Zone euro : (faux) rebond de la croissance en 2010

par Cédric Thellier, économiste chez Natixis

Conformément à nos prévisions, la croissance pour l’ensemble de la zone euro est ressortie à +0,3% T/T (+2% en GA) au dernier trimestre 2010. Le rythme de croissance demeure donc stable comparativement aux chiffres enregistrés il y a trois mois. En moyenne annuelle, le PIB de la zone euro ressort en progression de 1,7% en 2010, en net rebond après la récession historique de 2009 (-4%) et sensiblement au-dessus des prévisions du début d’année (1,3% selon le Consensus de janvier). Dans le même temps, les écarts de performance entre les principaux pays se réduisent à nouveau : +0,1% en Italie, +0,2% en Espagne, +0,3% en France et +0,4% en Allemagne.

Néanmoins, ce rapprochement ponctuel des rythmes de croissance ne doit pas masquer les différences structurelles qui persistent : la croissance allemande a par exemple atteint 3,5% en 2010, avec un taux de chômage en baisse de 0,7 point sur l’année, à 6,7% en novembre selon la définition Eurostat, tandis que l’Espagne affiche une seconde année consécutive de recul de son PIB (-0,2%) et un taux de chômage supérieur à 20%, en augmentation d’un point et demi sur 2010. En outre, l’économie grecque continue de se contracter significativement (-1,4% T/T) et le Portugal retombe en récession (-0,3% T/T). Il convient donc de rester prudent.

En effet, avec notamment la disparition des soutiens temporaires (primes à la casse) et techniques (reconstitution des stocks, qui devrait avoir apporté plus d’un point de croissance en 2010), les perspectives 2011 sont moins flatteuses : malgré un acquis de croissance de 0,7 point de PIB1 à fin 2010, celle-ci devrait avoisiner 1,2%.
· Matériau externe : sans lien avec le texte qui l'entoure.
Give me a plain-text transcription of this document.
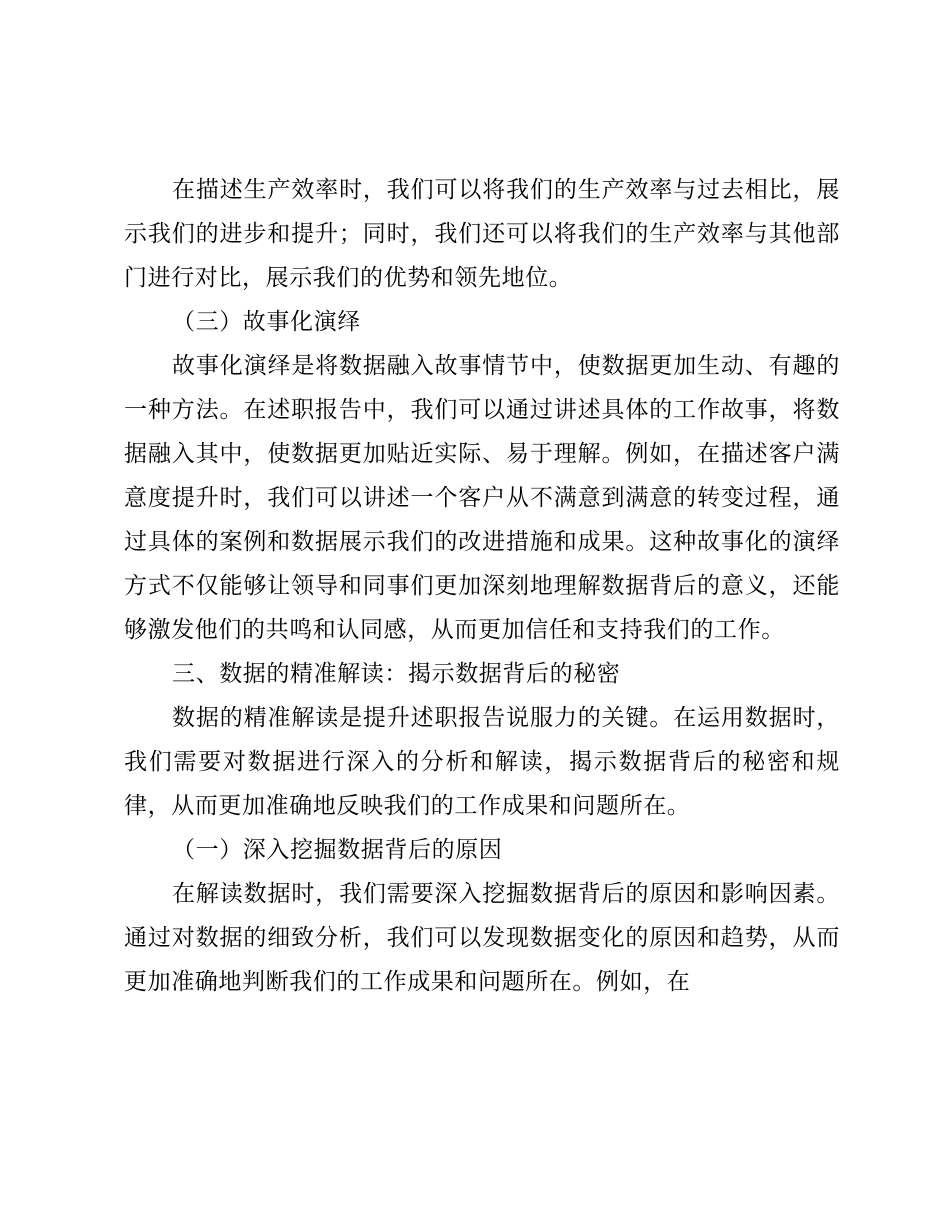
在描述生产效率时，我们可以将我们的生产效率与过去相比，展示我们的进步和提升；同时，我们还可以将我们的生产效率与其他部门进行对比，展示我们的优势和领先地位。

（三）故事化演绎

故事化演绎是将数据融入故事情节中，使数据更加生动、有趣的一种方法。在述职报告中，我们可以通过讲述具体的工作故事，将数据融入其中，使数据更加贴近实际、易于理解。例如，在描述客户满意度提升时，我们可以讲述一个客户从不满意到满意的转变过程，通过具体的案例和数据展示我们的改进措施和成果。这种故事化的演绎方式不仅能够让领导和同事们更加深刻地理解数据背后的意义，还能够激发他们的共鸣和认同感，从而更加信任和支持我们的工作。

三、数据的精准解读：揭示数据背后的秘密

数据的精准解读是提升述职报告说服力的关键。在运用数据时，我们需要对数据进行深入的分析和解读，揭示数据背后的秘密和规律，从而更加准确地反映我们的工作成果和问题所在。

（一）深入挖掘数据背后的原因

在解读数据时，我们需要深入挖掘数据背后的原因和影响因素。通过对数据的细致分析，我们可以发现数据变化的原因和趋势，从而更加准确地判断我们的工作成果和问题所在。例如，在
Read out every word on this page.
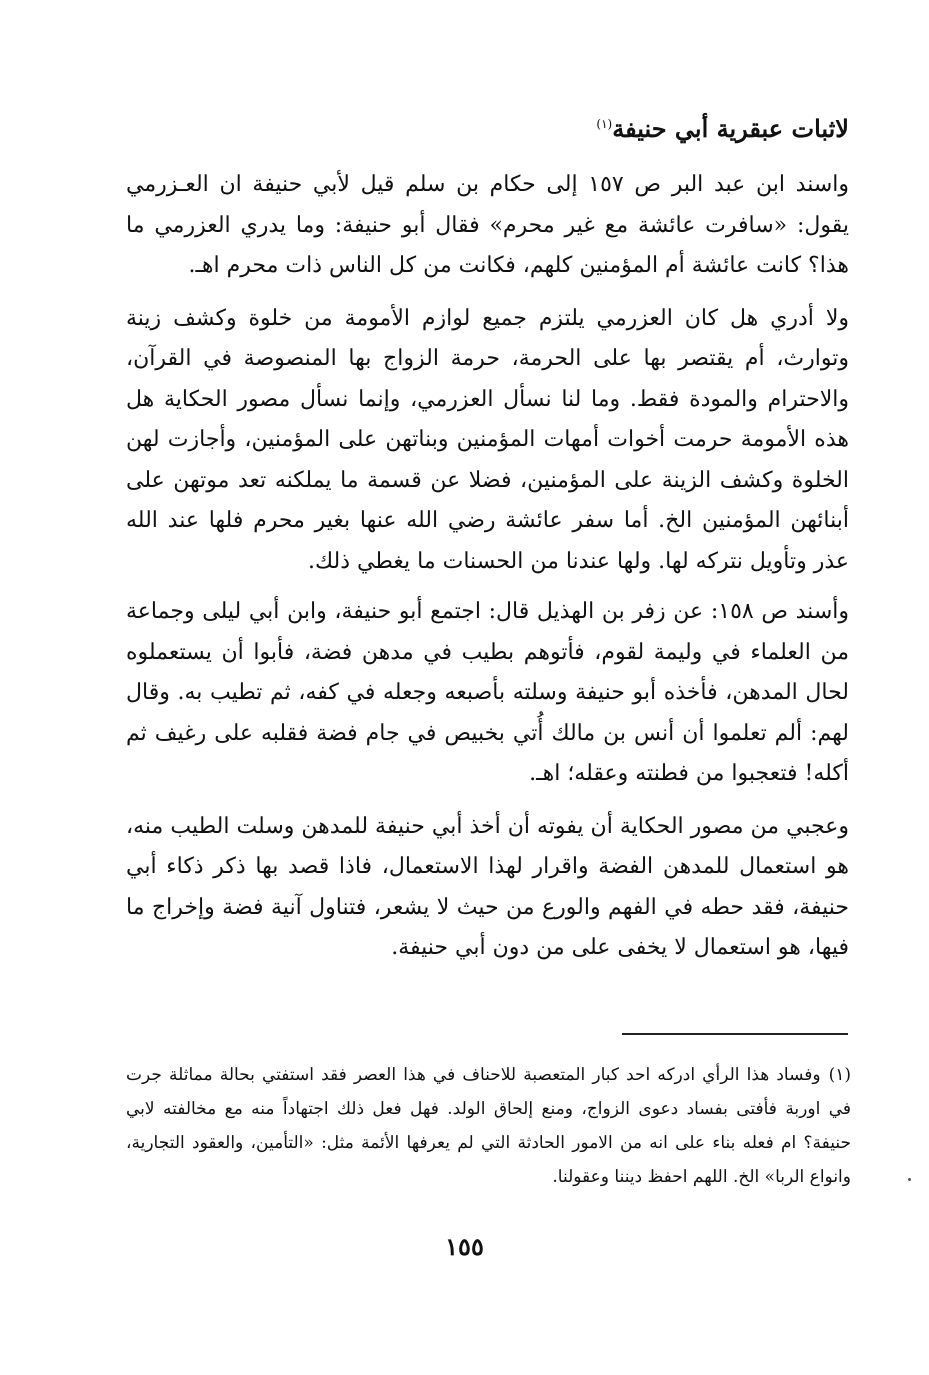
لاثبات عبقرية أبي حنيفة$^{(١)}$

واسند ابن عبد البر ص ١٥٧ إلى حكام بن سلم قيل لأبي حنيفة ان العـزرمي يقول: «سافرت عائشة مع غير محرم» فقال أبو حنيفة: وما يدري العزرمي ما هذا؟ كانت عائشة أم المؤمنين كلهم، فكانت من كل الناس ذات محرم اهـ.

ولا أدري هل كان العزرمي يلتزم جميع لوازم الأمومة من خلوة وكشف زينة وتوارث، أم يقتصر بها على الحرمة، حرمة الزواج بها المنصوصة في القرآن، والاحترام والمودة فقط. وما لنا نسأل العزرمي، وإنما نسأل مصور الحكاية هل هذه الأمومة حرمت أخوات أمهات المؤمنين وبناتهن على المؤمنين، وأجازت لهن الخلوة وكشف الزينة على المؤمنين، فضلا عن قسمة ما يملكنه تعد موتهن على أبنائهن المؤمنين الخ. أما سفر عائشة رضي الله عنها بغير محرم فلها عند الله عذر وتأويل نتركه لها. ولها عندنا من الحسنات ما يغطي ذلك.

وأسند ص ١٥٨: عن زفر بن الهذيل قال: اجتمع أبو حنيفة، وابن أبي ليلى وجماعة من العلماء في وليمة لقوم، فأتوهم بطيب في مدهن فضة، فأبوا أن يستعملوه لحال المدهن، فأخذه أبو حنيفة وسلته بأصبعه وجعله في كفه، ثم تطيب به. وقال لهم: ألم تعلموا أن أنس بن مالك أُتي بخبيص في جام فضة فقلبه على رغيف ثم أكله! فتعجبوا من فطنته وعقله؛ اهـ.

وعجبي من مصور الحكاية أن يفوته أن أخذ أبي حنيفة للمدهن وسلت الطيب منه، هو استعمال للمدهن الفضة واقرار لهذا الاستعمال، فاذا قصد بها ذكر ذكاء أبي حنيفة، فقد حطه في الفهم والورع من حيث لا يشعر، فتناول آنية فضة وإخراج ما فيها، هو استعمال لا يخفى على من دون أبي حنيفة.

(١)وفساد هذا الرأي ادركه احد كبار المتعصبة للاحناف في هذا العصر فقد استفتي بحالة مماثلة جرت في اوربة فأفتى بفساد دعوى الزواج، ومنع إلحاق الولد. فهل فعل ذلك اجتهاداً منه مع مخالفته لابي حنيفة؟ ام فعله بناء على انه من الامور الحادثة التي لم يعرفها الأئمة مثل: «التأمين، والعقود التجارية، وانواع الربا» الخ. اللهم احفظ ديننا وعقولنا.
١٥٥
Quelles sont les perspectives à moyen terme ? Compte tenu d’un marché du travail encore durablement dégradé, d’une faible progression des salaires nominaux, d’une inflation temporairement en hausse qui ponctionne le pouvoir d’achat et pourrait entamer la confiance des consommateurs, de l’absence d’une reprise franche du crédit, la consommation des ménages demeurera atone au cours des prochains trimestres.

Du côté des entreprises, les faibles perspectives de débouchés, les taux d’utilisation des capacités de production qui demeurent en deçà de leur moyenne de long terme (sauf en Allemagne), plaident pour une reprise modérée de l’investissement productif, malgré un partage favorable de la valeur ajoutée.

Quant au soutien des exportations, il devrait continuer de s’affaiblir à moyen terme en raison du ralentissement de l’activité déjà perceptible dans différentes zones géographiques (en particulier chez certains pays émergents) et, en conséquence, du moindre dynamisme du commerce mondial (+5,5% attendu en 2011 contre +12% en 2010). Toutefois, dans la mesure où le recul des importations serait encore plus marqué, compte tenu d’une demande domestique atone, la contribution nette du commerce extérieur pourrait être globalement positive sur l’année 2011, de l’ordre de 0,3 point de PIB.

Enfin, comme suggéré précédemment, le cycle de reconstitution des stocks devrait au moins s’affaiblir, sinon se terminer en 2011, avec une contribution sur l’année qui pourrait n’être que de 0,2 point, contre plus d’un point l’an passé.

Surtout, d’autres facteurs de risque importants pèsent sur les perspectives d’activité en zone euro :

  • l’évolution de la crise des dettes souveraines – si les responsables européens semblent certes prendre la mesure des enjeux de la situation, le temps politique est définitivement plus long que le temps des marchés ;
  • la situation des banques – les résultats des stress tests dévoilés en juillet constitueront une étape décisive dans la sortie de crise ;

La poussée inflationniste, liée essentiellement aux prix des matières premières, dont l’impact récessif pourrait être plus fort que prévu – sans compter une éventuelle réponse de la BCE via une hausse des taux directeurs (très improbable cependant selon nous) qui compromettrait encore davantage une reprise déjà bien fragile.

  1. Soit la performance annuelle qui serait obtenue avec une progression nulle à chaque trimestre en 2011.